The reason hydrogen-powered cars would produce more carbon dioxide emissions than regular cars starts with the fact that it takes energy to create hydrogen. One way to produce hydrogen is to extract it directly from fossil fuels; indeed, a 2004 National Academy of Sciences study predicted that fossil fuels would be the main source of hydrogen for "several decades." The other way is to split water molecules using electricity. Naturally, BMW talks up this approach, envisioning electricity that would ultimately be supplied by renewable sources. BMW brochures feature the Hydrogen 7 parked in front of wind turbines and shiny photovoltaic arrays. But renewable sources furnish only 2 percent of the world's electricity (not counting hydropower's 16 percent). Coal, by contrast, supplies 39 percent--and is the worst emitter of carbon dioxide, watt for watt.
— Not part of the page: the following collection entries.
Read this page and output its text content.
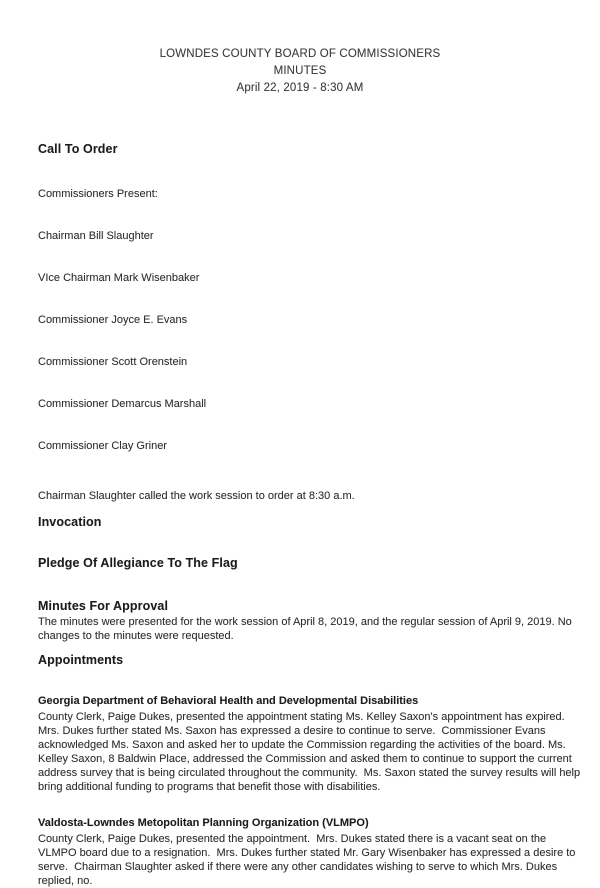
LOWNDES COUNTY BOARD OF COMMISSIONERS
MINUTES
April 22, 2019 - 8:30 AM
Call To Order

Commissioners Present:

Chairman Bill Slaughter

VIce Chairman Mark Wisenbaker

Commissioner Joyce E. Evans

Commissioner Scott Orenstein

Commissioner Demarcus Marshall

Commissioner Clay Griner

Chairman Slaughter called the work session to order at 8:30 a.m.
Invocation
Pledge Of Allegiance To The Flag
Minutes For Approval
The minutes were presented for the work session of April 8, 2019, and the regular session of April 9, 2019. No changes to the minutes were requested.
Appointments
Georgia Department of Behavioral Health and Developmental Disabilities
County Clerk, Paige Dukes, presented the appointment stating Ms. Kelley Saxon's appointment has expired. Mrs. Dukes further stated Ms. Saxon has expressed a desire to continue to serve.  Commissioner Evans acknowledged Ms. Saxon and asked her to update the Commission regarding the activities of the board. Ms. Kelley Saxon, 8 Baldwin Place, addressed the Commission and asked them to continue to support the current address survey that is being circulated throughout the community.  Ms. Saxon stated the survey results will help bring additional funding to programs that benefit those with disabilities.
Valdosta-Lowndes Metopolitan Planning Organization (VLMPO)
County Clerk, Paige Dukes, presented the appointment.  Mrs. Dukes stated there is a vacant seat on the VLMPO board due to a resignation.  Mrs. Dukes further stated Mr. Gary Wisenbaker has expressed a desire to serve.  Chairman Slaughter asked if there were any other candidates wishing to serve to which Mrs. Dukes replied, no.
Clearly, a great use for renewable power is to replace coal power. But is it worthwhile to divert even a small part of it to the task of manufacturing hydrogen?
According to Romm's analysis, the math for hydrogen cars simply doesn't work out. Burning coal to generate one megawatt-hour of electricity produces about 2,100 pounds of carbon dioxide. It follows that one megawatt-hour of renewable power can avert those emissions. Using that electricity to make hydrogen would yield enough fuel for a fuel-cell car to travel about 1,000 miles, Romm says. But driving those 1,000 miles in a gasoline-powered car that gets 40 miles per gallon would produce just 485 pounds of carbon dioxide. In this sense, Romm says, a vehicle powered by hydrogen fuel cells would indirectly create four times the carbon dioxide emissions of today's most efficient gasoline cars.
And the numbers for the Hydrogen 7 are worse, because it burns hydrogen. Combustion produces thrilling torque, but it's far less efficient than fuel-cell technology. Also counting against the Hydrogen 7 is the fact that it stores hydrogen as a liquid; chilling hydrogen and compressing it into liquid form consumes more energy than storing it as a compressed gas. "It's safe to say this is a pointless activity," Romm says. "BMW has managed to develop the least efficient conceivable vehicle that you could invent."
BMW's new car is a marvelous piece of engineering. But it is also a distraction from the real issues: we must burn less fossil fuel and reduce our greenhouse-gas emissions today. Innovative automakers like BMW should turn their remarkable skills to making cars that are more efficient--such as BMW's new 118d economy hatchback, which on average gets 50 miles to the gallon. But the Hydrogen 7 is hardly the "new standard of sustainable pollutant-free mobility" that BMW proclaims. Draeger's offer is one we would be wise to refuse.